La nuit venue, Pompadour des Vosges avisa sa meilleure amie, Chantalia, de ses intentions :

- J'ai beaucoup ruminé ces temps-ci...

- Comme toutes les vaches, répondit Chantalia.

- Non, contesta Pompadour. Je voulais dire, j'ai réfléchi à notre condition. Du temps d'Aimé, nous étions heureuses. Avec Ozon ce n'est plus le cas. Cette nuit je m'évadererai !

Chantalia prit un air outré.

- T'évader ? Mais c'est impossible, si tu fais cela, la situation sera de pis en pis pour toi.

- Je suis prête à en prendre le risque.

Pompadour toisa la clôture, elle se mit en position de charger, tel un taureau, et s'élança à vive allure. Les barbelés explosèrent sous le violent assaut. Pompadour eut bien quelques éraflures, mais le jeu en valait la chandelle : à elle la liberté. Elle tenta d'entraîner d'autres congénères dans sa fuite, mais nulle ne la suivit. Toutes avaient peur des conséquences, et de l'inconnu. Pompadour, elle, découvrit les joie de courir sans restriction. Rien ne la limitait plus. Elle galopait, cornes au vent, sans réellement savoir où elle devait aller, seul comptait le plaisir de la liberté, le plaisir de ne plus être captive. Elle s'aventura près d'une rivière, et savoura le plaisir de boire de l'eau pure, puis elle s’engouffra dans une grotte, et s’émerveilla d'y découvrir une famille entière d'adorables bébés chamois, enfin elle tomba devant un arbre magnifique. Un cerisier, entièrement revêtit de son manteau rose.

Que de merveilles! J'ai fait le bon choix ! Plus jamais je serais prisonnière d'un être humain. Même la douceur d'Aimé ne vaut pas la joie d'être libre !

Toute la nuit, elle profita du divin plaisir d'être affranchi, elle n'était plus une esclave. Au matin, éreintée par la fatigue, elle s'assoupit si bien, et si longuement, qu'elle laissa aisément le temps à son propriétaire de la rattraper et de la ramener. Et ce, avant même que Pompadour, bien trop absorbée par des rêves nourrit par de nouvelles ambitions, ne retrouva ses esprits.

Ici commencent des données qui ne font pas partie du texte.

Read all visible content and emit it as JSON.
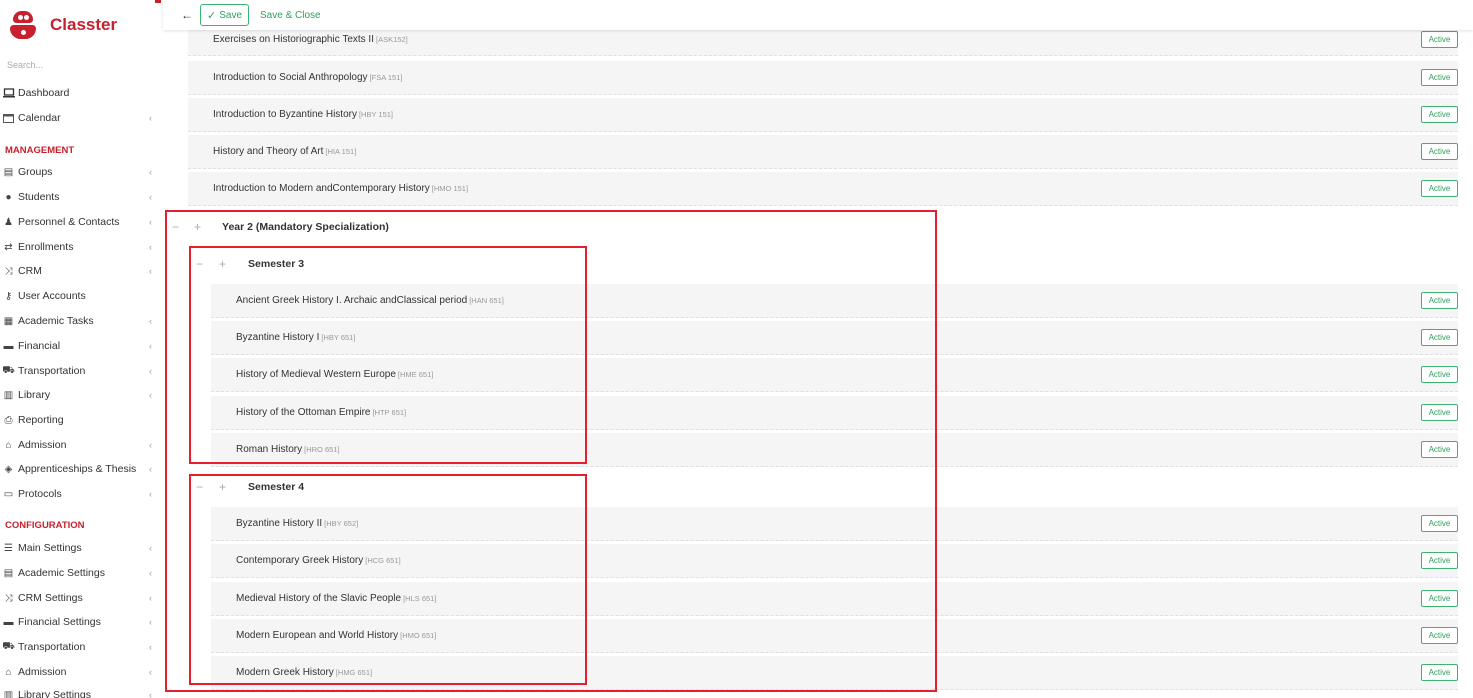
{
  "app": {
    "name": "Classter",
    "search_placeholder": "Search..."
  },
  "toolbar": {
    "save_label": "Save",
    "save_close_label": "Save & Close"
  },
  "sidebar": {
    "top_items": [
      {
        "label": "Dashboard",
        "icon": "laptop-icon"
      },
      {
        "label": "Calendar",
        "icon": "calendar-icon"
      }
    ],
    "management_heading": "MANAGEMENT",
    "management_items": [
      {
        "label": "Groups"
      },
      {
        "label": "Students"
      },
      {
        "label": "Personnel & Contacts"
      },
      {
        "label": "Enrollments"
      },
      {
        "label": "CRM"
      },
      {
        "label": "User Accounts"
      },
      {
        "label": "Academic Tasks"
      },
      {
        "label": "Financial"
      },
      {
        "label": "Transportation"
      },
      {
        "label": "Library"
      },
      {
        "label": "Reporting"
      },
      {
        "label": "Admission"
      },
      {
        "label": "Apprenticeships & Thesis"
      },
      {
        "label": "Protocols"
      }
    ],
    "configuration_heading": "CONFIGURATION",
    "configuration_items": [
      {
        "label": "Main Settings"
      },
      {
        "label": "Academic Settings"
      },
      {
        "label": "CRM Settings"
      },
      {
        "label": "Financial Settings"
      },
      {
        "label": "Transportation"
      },
      {
        "label": "Admission"
      },
      {
        "label": "Library Settings"
      }
    ]
  },
  "status_label": "Active",
  "courses_top": [
    {
      "name": "Exercises on Historiographic Texts II",
      "code": "[ASK152]"
    },
    {
      "name": "Introduction to Social Anthropology",
      "code": "[FSA 151]"
    },
    {
      "name": "Introduction to Byzantine History",
      "code": "[HBY 151]"
    },
    {
      "name": "History and Theory of Art",
      "code": "[HIA 151]"
    },
    {
      "name": "Introduction to Modern andContemporary History",
      "code": "[HMO 151]"
    }
  ],
  "year2": {
    "title": "Year 2 (Mandatory Specialization)"
  },
  "semester3": {
    "title": "Semester 3",
    "courses": [
      {
        "name": "Ancient Greek History I. Archaic andClassical period",
        "code": "[HAN 651]"
      },
      {
        "name": "Byzantine History I",
        "code": "[HBY 651]"
      },
      {
        "name": "History of Medieval Western Europe",
        "code": "[HME 651]"
      },
      {
        "name": "History of the Ottoman Empire",
        "code": "[HTP 651]"
      },
      {
        "name": "Roman History",
        "code": "[HRO 651]"
      }
    ]
  },
  "semester4": {
    "title": "Semester 4",
    "courses": [
      {
        "name": "Byzantine History II",
        "code": "[HBY 652]"
      },
      {
        "name": "Contemporary Greek History",
        "code": "[HCG 651]"
      },
      {
        "name": "Medieval History of the Slavic People",
        "code": "[HLS 651]"
      },
      {
        "name": "Modern European and World History",
        "code": "[HMO 651]"
      },
      {
        "name": "Modern Greek History",
        "code": "[HMG 651]"
      }
    ]
  },
  "colors": {
    "brand": "#c8202e",
    "accent_green": "#2e9e5e",
    "highlight": "#e4202e"
  }
}
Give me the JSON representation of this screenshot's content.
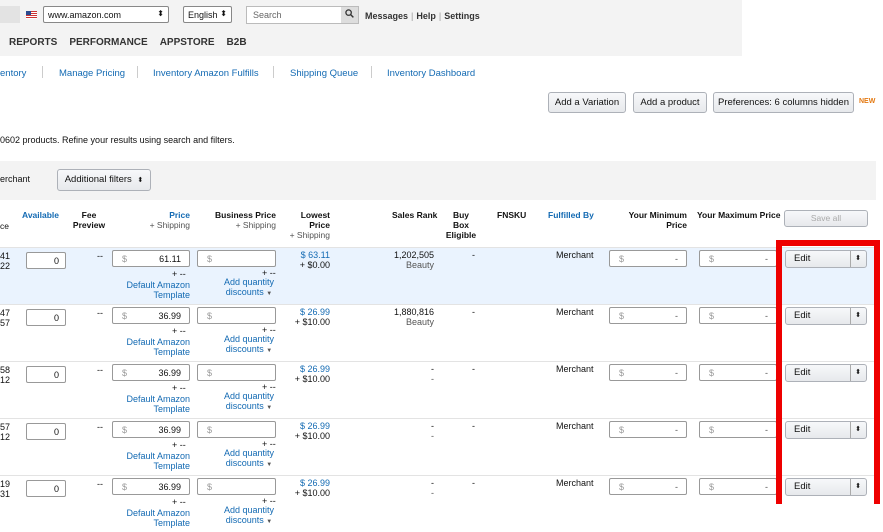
{
  "header": {
    "marketplace": "www.amazon.com",
    "language": "English",
    "search_placeholder": "Search",
    "links": [
      "Messages",
      "Help",
      "Settings"
    ]
  },
  "nav": [
    "REPORTS",
    "PERFORMANCE",
    "APPSTORE",
    "B2B"
  ],
  "subnav": [
    "entory",
    "Manage Pricing",
    "Inventory Amazon Fulfills",
    "Shipping Queue",
    "Inventory Dashboard"
  ],
  "actions": {
    "add_variation": "Add a Variation",
    "add_product": "Add a product",
    "preferences": "Preferences: 6 columns hidden",
    "new_badge": "NEW"
  },
  "count_text": "0602 products. Refine your results using search and filters.",
  "filters": {
    "merchant": "erchant",
    "additional": "Additional filters"
  },
  "columns": {
    "ce": "ce",
    "available": "Available",
    "fee_preview": "Fee\nPreview",
    "price": "Price",
    "price_sub": "+ Shipping",
    "business_price": "Business Price",
    "business_sub": "+ Shipping",
    "lowest1": "Lowest",
    "lowest2": "Price",
    "lowest_sub": "+ Shipping",
    "sales_rank": "Sales Rank",
    "buybox1": "Buy Box",
    "buybox2": "Eligible",
    "fnsku": "FNSKU",
    "fulfilled_by": "Fulfilled By",
    "min1": "Your Minimum",
    "min2": "Price",
    "max": "Your Maximum Price",
    "save_all": "Save all"
  },
  "common": {
    "dollar": "$",
    "dash": "-",
    "dashdash": "--",
    "plusdash": "+ --",
    "template1": "Default Amazon",
    "template2": "Template",
    "qty1": "Add quantity",
    "qty2": "discounts",
    "edit": "Edit",
    "merchant": "Merchant"
  },
  "rows": [
    {
      "c1": "41",
      "c2": "22",
      "available": "0",
      "price": "61.11",
      "lowest": "$ 63.11",
      "lowest_ship": "+ $0.00",
      "rank": "1,202,505",
      "category": "Beauty",
      "fulfilled": "Merchant"
    },
    {
      "c1": "47",
      "c2": "57",
      "available": "0",
      "price": "36.99",
      "lowest": "$ 26.99",
      "lowest_ship": "+ $10.00",
      "rank": "1,880,816",
      "category": "Beauty",
      "fulfilled": "Merchant"
    },
    {
      "c1": "58",
      "c2": "12",
      "available": "0",
      "price": "36.99",
      "lowest": "$ 26.99",
      "lowest_ship": "+ $10.00",
      "rank": "-",
      "category": "-",
      "fulfilled": "Merchant"
    },
    {
      "c1": "57",
      "c2": "12",
      "available": "0",
      "price": "36.99",
      "lowest": "$ 26.99",
      "lowest_ship": "+ $10.00",
      "rank": "-",
      "category": "-",
      "fulfilled": "Merchant"
    },
    {
      "c1": "19",
      "c2": "31",
      "available": "0",
      "price": "36.99",
      "lowest": "$ 26.99",
      "lowest_ship": "+ $10.00",
      "rank": "-",
      "category": "-",
      "fulfilled": "Merchant"
    }
  ]
}
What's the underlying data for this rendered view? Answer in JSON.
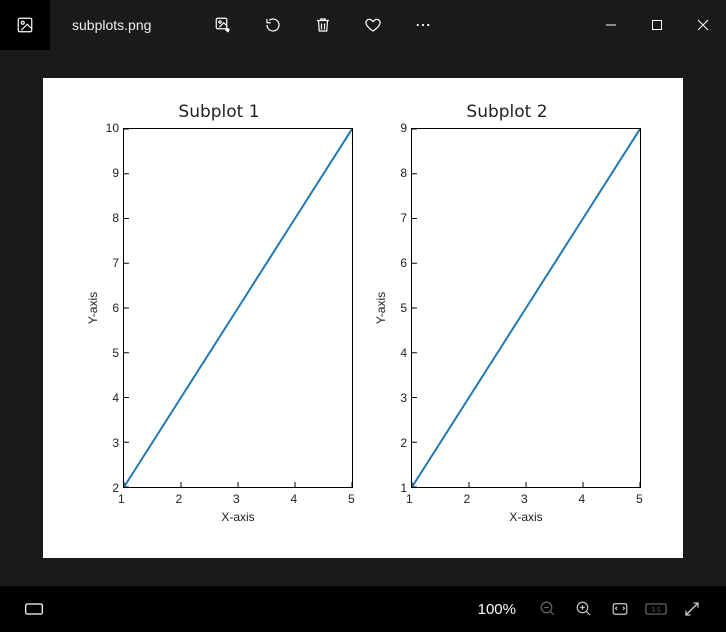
{
  "titlebar": {
    "filename": "subplots.png"
  },
  "bottombar": {
    "zoom_label": "100%"
  },
  "chart_data": [
    {
      "type": "line",
      "title": "Subplot 1",
      "xlabel": "X-axis",
      "ylabel": "Y-axis",
      "x": [
        1,
        2,
        3,
        4,
        5
      ],
      "y": [
        2,
        4,
        6,
        8,
        10
      ],
      "xlim": [
        1,
        5
      ],
      "ylim": [
        2,
        10
      ],
      "xticks": [
        1,
        2,
        3,
        4,
        5
      ],
      "yticks": [
        2,
        3,
        4,
        5,
        6,
        7,
        8,
        9,
        10
      ],
      "line_color": "#1f77b4"
    },
    {
      "type": "line",
      "title": "Subplot 2",
      "xlabel": "X-axis",
      "ylabel": "Y-axis",
      "x": [
        1,
        2,
        3,
        4,
        5
      ],
      "y": [
        1,
        3,
        5,
        7,
        9
      ],
      "xlim": [
        1,
        5
      ],
      "ylim": [
        1,
        9
      ],
      "xticks": [
        1,
        2,
        3,
        4,
        5
      ],
      "yticks": [
        1,
        2,
        3,
        4,
        5,
        6,
        7,
        8,
        9
      ],
      "line_color": "#1f77b4"
    }
  ]
}
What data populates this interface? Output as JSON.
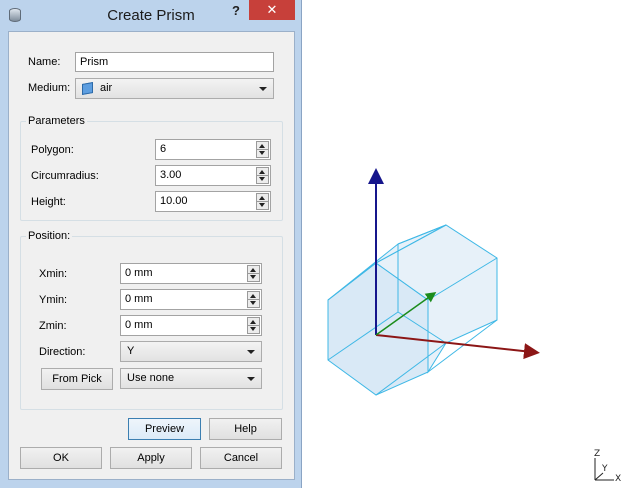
{
  "window": {
    "title": "Create Prism",
    "help_label": "?",
    "close_label": "✕"
  },
  "name": {
    "label": "Name:",
    "value": "Prism"
  },
  "medium": {
    "label": "Medium:",
    "value": "air",
    "icon": "cube-icon"
  },
  "parameters": {
    "title": "Parameters",
    "polygon": {
      "label": "Polygon:",
      "value": "6"
    },
    "circumradius": {
      "label": "Circumradius:",
      "value": "3.00"
    },
    "height": {
      "label": "Height:",
      "value": "10.00"
    }
  },
  "position": {
    "title": "Position:",
    "xmin": {
      "label": "Xmin:",
      "value": "0 mm"
    },
    "ymin": {
      "label": "Ymin:",
      "value": "0 mm"
    },
    "zmin": {
      "label": "Zmin:",
      "value": "0 mm"
    },
    "direction": {
      "label": "Direction:",
      "value": "Y"
    },
    "from_pick": {
      "label": "From Pick"
    },
    "pick_mode": {
      "value": "Use none"
    }
  },
  "buttons": {
    "preview": "Preview",
    "help": "Help",
    "ok": "OK",
    "apply": "Apply",
    "cancel": "Cancel"
  },
  "viewport": {
    "mini_axis": {
      "z": "Z",
      "y": "Y",
      "x": "X"
    },
    "colors": {
      "z_axis": "#16168c",
      "x_axis": "#8c1616",
      "y_axis": "#1c8c1c",
      "prism_edge": "#3fb8e6",
      "prism_fill": "#cfe4f4"
    }
  }
}
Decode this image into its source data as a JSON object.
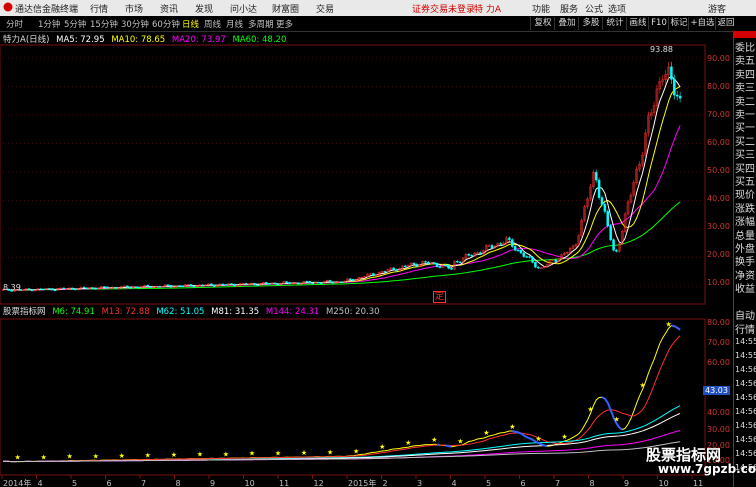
{
  "app": {
    "logo_text": "通达信金融终端",
    "menu": [
      "行情",
      "市场",
      "资讯",
      "发现",
      "问小达",
      "财富圈",
      "交易"
    ],
    "login_status": "证券交易未登录",
    "stock_name": "特 力A",
    "right_menu": [
      "功能",
      "服务",
      "公式",
      "选项"
    ],
    "user": "游客"
  },
  "toolbar": {
    "timeframes": [
      "分时",
      "1分钟",
      "5分钟",
      "15分钟",
      "30分钟",
      "60分钟",
      "日线",
      "周线",
      "月线",
      "多周期",
      "更多"
    ],
    "active_timeframe": "日线",
    "buttons": [
      "复权",
      "叠加",
      "多股",
      "统计",
      "画线",
      "F10",
      "标记",
      "+自选",
      "返回"
    ]
  },
  "kline": {
    "title": "特力A(日线)",
    "ma": [
      {
        "label": "MA5: 72.95",
        "color": "#ffffff"
      },
      {
        "label": "MA10: 78.65",
        "color": "#ffff00"
      },
      {
        "label": "MA20: 73.97",
        "color": "#ff00ff"
      },
      {
        "label": "MA60: 48.20",
        "color": "#00ff00"
      }
    ],
    "high_marker": "93.88",
    "low_marker": "8.39",
    "event_tag": "定",
    "y_ticks": [
      "90.00",
      "80.00",
      "70.00",
      "60.00",
      "50.00",
      "40.00",
      "30.00",
      "20.00",
      "10.00"
    ]
  },
  "indicator": {
    "name": "股票指标网",
    "lines": [
      {
        "label": "M6: 74.91",
        "color": "#00ff00"
      },
      {
        "label": "M13: 72.88",
        "color": "#ff3030"
      },
      {
        "label": "M62: 51.05",
        "color": "#00ffff"
      },
      {
        "label": "M81: 31.35",
        "color": "#ffffff"
      },
      {
        "label": "M144: 24.31",
        "color": "#ff00ff"
      },
      {
        "label": "M250: 20.30",
        "color": "#c0c0c0"
      }
    ],
    "y_ticks": [
      "80.00",
      "70.00",
      "60.00",
      "50.00",
      "40.00",
      "30.00",
      "20.00",
      "10.00"
    ],
    "current_value": "43.03"
  },
  "x_axis": {
    "labels": [
      "2014年",
      "4",
      "5",
      "6",
      "7",
      "8",
      "9",
      "10",
      "11",
      "12",
      "2015年",
      "2",
      "3",
      "4",
      "5",
      "6",
      "7",
      "8",
      "9",
      "10",
      "11"
    ]
  },
  "right_panel": {
    "labels": [
      "委比",
      "卖五",
      "卖四",
      "卖三",
      "卖二",
      "卖一",
      "买一",
      "买二",
      "买三",
      "买四",
      "买五",
      "现价",
      "涨跌",
      "涨幅",
      "总量",
      "外盘",
      "换手",
      "净资",
      "收益"
    ],
    "tabs": [
      "自动",
      "行情"
    ],
    "times": [
      "14:55",
      "14:55",
      "14:56",
      "14:56",
      "14:56",
      "14:56",
      "14:56",
      "14:56",
      "14:56",
      "14:56"
    ]
  },
  "watermark": {
    "line1": "股票指标网",
    "line2": "www.7gpzb.com"
  },
  "colors": {
    "up": "#ff3030",
    "down": "#00ffff",
    "ma5": "#ffffff",
    "ma10": "#ffff00",
    "ma20": "#ff00ff",
    "ma60": "#00ff00",
    "axis": "#c33333",
    "accent": "#d40000"
  }
}
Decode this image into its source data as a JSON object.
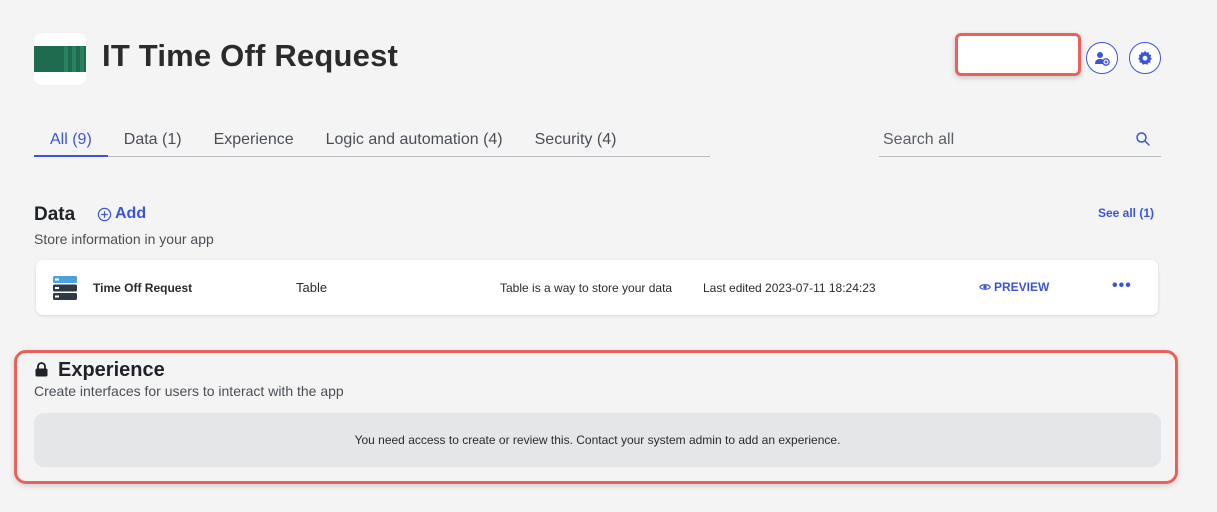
{
  "app": {
    "title": "IT Time Off Request"
  },
  "header": {
    "members_icon": "user-add-icon",
    "settings_icon": "gear-icon"
  },
  "tabs": [
    {
      "label": "All (9)",
      "active": true
    },
    {
      "label": "Data (1)",
      "active": false
    },
    {
      "label": "Experience",
      "active": false
    },
    {
      "label": "Logic and automation (4)",
      "active": false
    },
    {
      "label": "Security (4)",
      "active": false
    }
  ],
  "search": {
    "placeholder": "Search all"
  },
  "data_section": {
    "title": "Data",
    "add_label": "Add",
    "see_all_label": "See all (1)",
    "subtitle": "Store information in your app",
    "items": [
      {
        "name": "Time Off Request",
        "type": "Table",
        "description": "Table is a way to store your data",
        "last_edited": "Last edited 2023-07-11 18:24:23",
        "preview_label": "PREVIEW",
        "more_label": "•••"
      }
    ]
  },
  "experience_section": {
    "title": "Experience",
    "subtitle": "Create interfaces for users to interact with the app",
    "notice": "You need access to create or review this. Contact your system admin to add an experience."
  },
  "colors": {
    "accent": "#3b55d9",
    "highlight": "#e8615a",
    "background": "#f4f4f5",
    "logo": "#1e6b4f"
  }
}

À son réveil, quelle ne fut pas sa stupeur. Elle se retrouvait à son point de départ, avec une variante : elle était isolée, dans un enclos minuscule. La prédiction de Chantalia lui revint comme un boomerang « si tu fais cela, la situation sera de pis en pis pour toi ».

Elle n'avait pas tort en fait... Quoique, foi de Pompadour je ne m'avoue pas vaincue. Il n'y a pas beaucoup de façon, pour une vache de s'évader, on est repéré facilement, et celles qui ont osé tenter l'aventure se sont toujours faite reprendre, puis mises sous surveillance spécifique. Il me faut donc trouver une nouvelle tactique, une tactique qui pousserait Ozon Latune, lui-même, à se débarrasser de moi. Ce n'est pas gagné, car mon lait ne compte pas pour du beurre, mais en revanche, si je lui fais croire que je suis impure, gangrenée, malade ? Alors, dans ce cas, il me pousserait vers la sortie. Je ne peux simuler une fièvre, une toux ou un autre symptôme réel. Ma seule issue c'est la folie.

L'idée lui était venue de sa cousine, la vache qui rit. Elle n'avait jamais suivi le troupeau, et avait toujours été pour elle source d'inspiration. Sa cousine passait son temps à rire, et on l'avait désigné égérie d'une grande marque de fromage pour cela. Ça avait été son salut. Le créneau fromager étant pris, Pompadour développa une autre stratégie...

Le lendemain matin, quand Ozon vint traire la malheureuse détenue, le comportement de la vache changea subitement. Celle-ci se mit à meugler avec nervosité, flirtant avec de l'agressivité. Puis sa démarche se montra vacillante, au point de perdre l'équilibre à plusieurs reprise. Ozon l'observa avec inquiétude, sans la traire, il quitta son enclos ce matin-là.

Intérieurement, Pompadour jubilait.

Alors Ozon ? On abandonne ?

Le soir, Ozon revint avec des humains que Pompadour n'avait encore jamais vu, ils la chargèrent dans un camion. Le paysan articula quelques mots, Pompadour réussit à en comprendre l'essentiel : elle partait ! Enfin !

Victoire, même si ce n'est qu'un changement de ferme, je suis sûr que l'herbe sera plus verte ailleurs. Ce qui m'attriste, c'est de ne pas pouvoir amener le reste du troupeau avec moi. J'aurais tant aimé les sauver de cette brute !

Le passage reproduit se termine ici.